The NHL made the right no-goal call on Andrei Vasilevskiy’s save
By Mary Clarke
Tampa Bay goaltender Andrei Vasilevskiy made a last-second save in the Lightning’s win over Pittsburgh, but it wasn’t without controversy.
Andrei Vasilevskiy, the Tampa Bay Lightning and the Pittsburgh Penguins looked destined for overtime multiple times on Wednesday evening. The score was 2-2 between the two Eastern Conference teams headed into the final minute of the game, when Victor Hedman netted the go-ahead — and eventual game-winning — goal for the Lightning with a clapper from the blue line on a power play.
To the Penguins’ credit, Pittsburgh did not go quietly into the night. Instead, the Penguins pressed the advantage, pulling their netminder Tristan Jarry in favor of an extra attacker in the final seconds. The ploy nearly worked, as the Penguins made the Lightning scramble in their own zone for the remaining seconds of the period, but were ultimately held from tying the game thanks to the heroics of Tampa Bay netminder Andrei Vasilevskiy.
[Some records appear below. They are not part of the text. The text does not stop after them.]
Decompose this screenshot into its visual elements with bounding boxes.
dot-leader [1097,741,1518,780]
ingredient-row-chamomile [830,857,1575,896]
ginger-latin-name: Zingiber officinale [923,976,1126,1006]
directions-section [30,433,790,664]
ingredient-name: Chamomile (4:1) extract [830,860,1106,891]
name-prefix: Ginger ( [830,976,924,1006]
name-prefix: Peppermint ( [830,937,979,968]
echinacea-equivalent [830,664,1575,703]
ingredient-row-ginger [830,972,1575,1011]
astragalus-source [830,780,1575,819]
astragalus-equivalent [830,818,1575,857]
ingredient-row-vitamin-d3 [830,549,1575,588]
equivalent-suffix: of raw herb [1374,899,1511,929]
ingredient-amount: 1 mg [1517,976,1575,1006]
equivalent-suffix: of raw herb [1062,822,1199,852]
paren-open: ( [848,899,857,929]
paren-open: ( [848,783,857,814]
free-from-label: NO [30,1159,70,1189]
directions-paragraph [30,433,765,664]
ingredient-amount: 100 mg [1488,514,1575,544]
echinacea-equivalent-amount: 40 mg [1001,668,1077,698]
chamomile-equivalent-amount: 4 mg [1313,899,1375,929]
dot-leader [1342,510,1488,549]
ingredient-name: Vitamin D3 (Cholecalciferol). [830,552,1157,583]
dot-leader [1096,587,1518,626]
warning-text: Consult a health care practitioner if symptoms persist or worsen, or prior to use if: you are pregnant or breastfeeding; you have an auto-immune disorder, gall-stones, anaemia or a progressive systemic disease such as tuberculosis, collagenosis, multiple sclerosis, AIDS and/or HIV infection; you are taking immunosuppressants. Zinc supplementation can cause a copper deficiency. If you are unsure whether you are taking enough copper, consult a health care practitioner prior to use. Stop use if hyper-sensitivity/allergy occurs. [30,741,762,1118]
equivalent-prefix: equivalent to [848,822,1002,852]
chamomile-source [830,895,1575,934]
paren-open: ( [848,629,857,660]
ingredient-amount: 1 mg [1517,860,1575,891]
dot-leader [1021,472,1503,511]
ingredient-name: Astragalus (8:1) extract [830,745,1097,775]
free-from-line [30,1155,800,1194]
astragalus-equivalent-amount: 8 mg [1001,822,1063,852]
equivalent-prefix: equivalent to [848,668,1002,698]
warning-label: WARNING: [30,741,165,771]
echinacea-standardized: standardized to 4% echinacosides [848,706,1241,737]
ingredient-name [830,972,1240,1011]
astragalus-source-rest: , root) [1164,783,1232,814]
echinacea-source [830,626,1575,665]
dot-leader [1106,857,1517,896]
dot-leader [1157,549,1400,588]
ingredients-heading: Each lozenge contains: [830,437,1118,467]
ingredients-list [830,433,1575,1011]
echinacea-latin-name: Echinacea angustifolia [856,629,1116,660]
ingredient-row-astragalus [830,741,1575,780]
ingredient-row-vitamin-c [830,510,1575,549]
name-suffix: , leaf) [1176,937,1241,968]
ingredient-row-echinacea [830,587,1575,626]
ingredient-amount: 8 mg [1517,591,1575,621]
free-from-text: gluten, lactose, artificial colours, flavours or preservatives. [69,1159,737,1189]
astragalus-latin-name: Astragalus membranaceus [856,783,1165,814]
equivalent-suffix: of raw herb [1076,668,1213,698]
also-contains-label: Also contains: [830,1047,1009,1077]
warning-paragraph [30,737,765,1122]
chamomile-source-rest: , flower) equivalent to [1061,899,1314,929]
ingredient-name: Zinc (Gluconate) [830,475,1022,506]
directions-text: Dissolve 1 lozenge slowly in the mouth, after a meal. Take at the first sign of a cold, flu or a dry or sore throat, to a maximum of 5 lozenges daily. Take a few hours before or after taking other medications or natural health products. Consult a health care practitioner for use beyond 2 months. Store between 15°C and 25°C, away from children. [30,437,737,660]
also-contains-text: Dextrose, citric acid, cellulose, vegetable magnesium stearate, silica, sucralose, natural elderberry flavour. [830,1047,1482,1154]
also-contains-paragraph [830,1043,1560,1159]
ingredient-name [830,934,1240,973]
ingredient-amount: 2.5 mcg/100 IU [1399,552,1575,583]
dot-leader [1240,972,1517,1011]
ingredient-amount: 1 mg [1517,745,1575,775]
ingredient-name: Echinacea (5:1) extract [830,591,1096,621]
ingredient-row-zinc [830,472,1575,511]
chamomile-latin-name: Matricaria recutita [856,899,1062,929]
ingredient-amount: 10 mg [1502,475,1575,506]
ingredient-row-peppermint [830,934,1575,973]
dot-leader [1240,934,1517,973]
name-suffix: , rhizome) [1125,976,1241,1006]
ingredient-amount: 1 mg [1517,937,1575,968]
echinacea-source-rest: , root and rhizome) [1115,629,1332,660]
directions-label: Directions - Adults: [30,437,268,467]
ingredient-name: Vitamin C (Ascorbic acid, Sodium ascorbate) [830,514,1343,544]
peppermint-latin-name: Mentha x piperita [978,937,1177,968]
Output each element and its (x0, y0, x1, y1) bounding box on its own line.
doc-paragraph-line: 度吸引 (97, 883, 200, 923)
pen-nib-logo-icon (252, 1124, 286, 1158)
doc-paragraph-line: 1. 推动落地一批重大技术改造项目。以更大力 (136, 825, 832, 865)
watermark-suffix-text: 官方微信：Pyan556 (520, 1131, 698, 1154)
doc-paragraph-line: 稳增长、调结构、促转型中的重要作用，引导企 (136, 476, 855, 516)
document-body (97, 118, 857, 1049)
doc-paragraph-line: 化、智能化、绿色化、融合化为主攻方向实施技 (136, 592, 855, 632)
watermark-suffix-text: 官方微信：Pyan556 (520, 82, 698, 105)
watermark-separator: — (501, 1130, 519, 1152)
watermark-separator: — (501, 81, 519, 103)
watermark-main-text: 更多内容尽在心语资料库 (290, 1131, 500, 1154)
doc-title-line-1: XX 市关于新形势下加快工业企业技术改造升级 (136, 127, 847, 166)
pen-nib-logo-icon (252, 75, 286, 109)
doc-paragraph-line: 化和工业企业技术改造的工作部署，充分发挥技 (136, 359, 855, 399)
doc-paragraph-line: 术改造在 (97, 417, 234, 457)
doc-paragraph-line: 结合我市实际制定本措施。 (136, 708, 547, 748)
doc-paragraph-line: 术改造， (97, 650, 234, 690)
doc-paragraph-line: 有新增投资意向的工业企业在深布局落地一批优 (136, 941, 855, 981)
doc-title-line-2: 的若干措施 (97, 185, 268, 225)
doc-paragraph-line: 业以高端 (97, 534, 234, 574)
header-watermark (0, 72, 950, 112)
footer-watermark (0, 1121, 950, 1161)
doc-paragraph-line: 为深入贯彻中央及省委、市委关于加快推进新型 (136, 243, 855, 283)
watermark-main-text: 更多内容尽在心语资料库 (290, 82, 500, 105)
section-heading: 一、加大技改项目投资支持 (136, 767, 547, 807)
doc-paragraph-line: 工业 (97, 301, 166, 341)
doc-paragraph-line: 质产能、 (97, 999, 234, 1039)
In the midst of a net-front pile up, Penguins defenseman Kris Letang took one last attempt at what seemed to be a wide open Lightning net, but met the glove of Vasilevskiy instead.
The acrobatic save came with less than a second left on the game clock, stunning the Penguins after nearly coming up with the tying goal. Letang can even be seen starting to celebrate what he believed to be his game-tying goal before the officials on the ice ruled it a save.
True to NHL form, the officials took a look at the play to see if, despite it being caught by Vasilevskiy, the puck had crossed the goal line while inside the Lightning goaltender’s glove.
After minutes of agonizing over pixelated footage of a top down shot of the save in question, the officials came away stating Vasilevskiy’s save would stand as called. Game over.
The moments leading up to NHL referee Tim Peel announcing the ruling were fascinating. The announcers on NBCSN’s broadcast, Eddie Olczyk and Brian Boucher specifically, believed that Vasilevskiy’s mid-air save had cleared the goal line and that the puck was across before time expired.
However, the video evidence shown on the broadcast were either from behind the goal line, exaggerating the angle in which the glove was over the goal line, or were too grainy to tell where the puck was in the sea of chaos in front of the Lightning net. The officials, and the War Room in Toronto, eventually came to the conclusion that there was no way to determine if the puck crossed the goal line, and released this statement to the media after the game ended.
"Video review could not determine that the puck completely crossed the goal line. Therefore, the Situation Room supported the Referee’s “no goal” call on the ice."
The call, overall, was the right one. No angle seen had conclusive evidence that the puck was over the goal line in the webbing of Vasilevskiy’s glove, despite it being clear that the puck was somewhere in his glove as it was traveling over the line during the movement of the save. We’ve seen situations similar to this before in the NHL, where the parallax view of the save in question showcases one view when the top-down angle shows another.
Also in this case, the grainy, pixelated footage of Vasilevskiy’s glove made it incredibly difficult to determine just what was being looked at when the puck and the glove are reduced to a blurry mess. Had the officials on the ice overturned the original call, it would have been hard to justify it given the quality of the footage shown.
After the game had ended, the Internet wondered if the NHL installing a rule such as the MLB’s “home run robbery” clause to allow goaltenders to make mid-air saves across the goal line without penalty would solve the muddy waters of this issue. Pucks that stay on the ice are a bit more cut-and-dry in determining where it is in relation to the goal line, so adding a bit more ruling to the mid-air save scenario adds clarity where there really hasn’t been any.
It’s an interesting proposal, but one that likely won’t catch on unless the NHL botches these rulings often in the future. In any case, the NHL got this ruling right after taking their time to look at it, postponing the inevitable officiating outrage in the hockey world for another day.